A: No. AES‑GCM is for encryption/decryption. For password storage, use a hashing algorithm like bcrypt, scrypt, or Argon2.
Q: Is this library production‑ready?
A: It's designed to be lightweight and standards‑compliant. Always audit cryptographic code before deploying in production.
Q: Does this library include encoders?
A: Yes.
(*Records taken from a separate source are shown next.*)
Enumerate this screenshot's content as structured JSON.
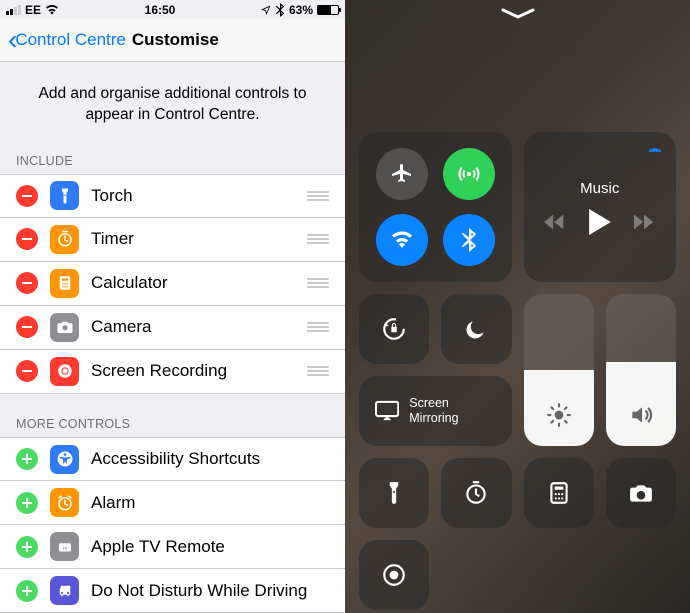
{
  "status": {
    "carrier": "EE",
    "time": "16:50",
    "battery_pct": "63%"
  },
  "nav": {
    "back_label": "Control Centre",
    "title": "Customise"
  },
  "description": "Add and organise additional controls to appear in Control Centre.",
  "section_include": "INCLUDE",
  "section_more": "MORE CONTROLS",
  "include": [
    {
      "label": "Torch",
      "icon": "torch",
      "color": "#2f7bf6"
    },
    {
      "label": "Timer",
      "icon": "timer",
      "color": "#ff9500"
    },
    {
      "label": "Calculator",
      "icon": "calculator",
      "color": "#ff9500"
    },
    {
      "label": "Camera",
      "icon": "camera",
      "color": "#8e8e93"
    },
    {
      "label": "Screen Recording",
      "icon": "record",
      "color": "#ff3b30"
    }
  ],
  "more": [
    {
      "label": "Accessibility Shortcuts",
      "icon": "accessibility",
      "color": "#2f7bf6"
    },
    {
      "label": "Alarm",
      "icon": "alarm",
      "color": "#ff9500"
    },
    {
      "label": "Apple TV Remote",
      "icon": "tv",
      "color": "#8e8e93"
    },
    {
      "label": "Do Not Disturb While Driving",
      "icon": "car-dnd",
      "color": "#5856d6"
    }
  ],
  "cc": {
    "music_label": "Music",
    "mirror_label": "Screen Mirroring",
    "brightness_pct": 50,
    "volume_pct": 55
  }
}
It provides UTF‑8, Base64, Base64URL, and byte concatenation helpers, tested with regular, fuzz, and stress suites.
Q: How are tests organized?
A: With finer‑control scripts: test:regular, test:fuzz, test:stress, and test to run everything.
💬 Support
If you need help:
- Open an issue on GitHub Issues.
- Check the FAQ and Roadmap for common questions and planned features.
- For security concerns, follow the steps in the Security section.
- For general questions, discussions, or feature requests, use GitHub Discussions.
We aim to respond promptly and welcome community engagement.
🙏 Credits / Acknowledgements
- Inspired by the Web Crypto API and its cross‑platform capabilities.
- Thanks to the TypeScript and Node.js communities for guidance on strict typing and ESM support.
- Special appreciation to contributors who improve documentation, tests, and features.
- Badge icons provided by Shields.io.
📥 Installation from Source
git clone https://github.com/dolianecom/crypto-toolkit.git
cd crypto-toolkit
pnpm install
pnpm build
node dist/scratch.js⚖️ License
This project is licensed under the terms of the MIT license.